His research turned up something else: A developer plans to build apartments here. To be sure, planners with the town of Matthews say that the project developer—Greenville, N.C.-based Taft Development Group—won’t disturb the landmark. In fact, they say their plans include cleaning up the site and installing a fence around the cemetery. Architectural drawings of the project confirm this. But Wallace knows that governments and developers haven’t always kept their promises to African Americans, and he worries that the 250-unit complex might still compromise the sacred ground.
“Oh, look, it’s right here!” I heard him call out.
I looked ahead and saw him standing in the distance, one hand aloft and the other pointing at the ground. He was smiling. “Told ya.”
My fears vanished. I knelt down to study a couple of tombstones at his feet. One was a stately granite headstone engraved with “Rev.

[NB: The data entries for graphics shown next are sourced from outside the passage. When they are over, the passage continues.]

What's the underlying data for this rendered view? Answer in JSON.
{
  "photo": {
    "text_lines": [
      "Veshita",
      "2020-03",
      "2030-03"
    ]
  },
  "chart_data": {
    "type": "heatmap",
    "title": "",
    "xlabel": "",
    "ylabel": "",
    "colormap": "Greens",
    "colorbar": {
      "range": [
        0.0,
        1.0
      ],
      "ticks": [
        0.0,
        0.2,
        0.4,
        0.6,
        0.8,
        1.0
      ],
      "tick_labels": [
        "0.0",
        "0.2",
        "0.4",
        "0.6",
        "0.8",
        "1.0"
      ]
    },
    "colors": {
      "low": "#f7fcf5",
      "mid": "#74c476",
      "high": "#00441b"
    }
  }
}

R.W. Watts, Jan. 27 1894, June 20 1948, Pastor of Mt Zion., A.M.E. Zion Church.” The other was decidedly less ceremonious; a concrete slab, hand-scrawled, as though hurriedly, said simply: “Leola Barnett born in 1919 and died in 1954.” I stood, surveying the ground around me, at rows of uniformly sunken ground, eerily casket-sized.
“I’m guessing the coffin just finally rotted and so the earth just finally dropped down,” Wallace said.
Mecklenburg County’s historical land records confirm that Roseland Cemetery was, in fact, a graveyard for slaves and freed blacks from Matthews and beyond. On property owned by the Renfrow family, farming and hardware entrepreneurs, the cemetery was mostly known as the primary burial ground for members of nearby Roseville AME Zion Church, which was founded in the late 19th century and remained vital until the late 1920s. Beneath the brush, some 70 to 75 graves are in Roseland, about half of them identified with simple stone markers.
You can learn a lot about a place by how it treats its dead, in whether it chooses to honor or erase them. Out there in these dense woods that afternoon, standing quietly with a stranger above the remains at Roseland, I could almost hear the rumble of trucks gearing up to converge near the land. I heard the echo of Barbara Dement, member of the Matthews Planning Board, which gave its blessing to the apartment project in a meeting in January. “Whether we like it or not, development is going to happen,” she said at the meeting, according to the Matthews-Mint Hill Weekly. “Change is going to happen.”
I heard the words of Wallace’s adopted children, who sometimes wonder how their biological family history is different from that of their adopted father. Then finally I heard Wallace, a man I now trusted, expressing his own distrust of the growth in his suburb. I heard his doubt that developers would ultimately do right by the dead.
“I’ll believe it when I see it,” Wallace says. That day in the woods, Wallace looked defeated as he walked, limped, away from Roseland. I followed, and hoped he was wrong.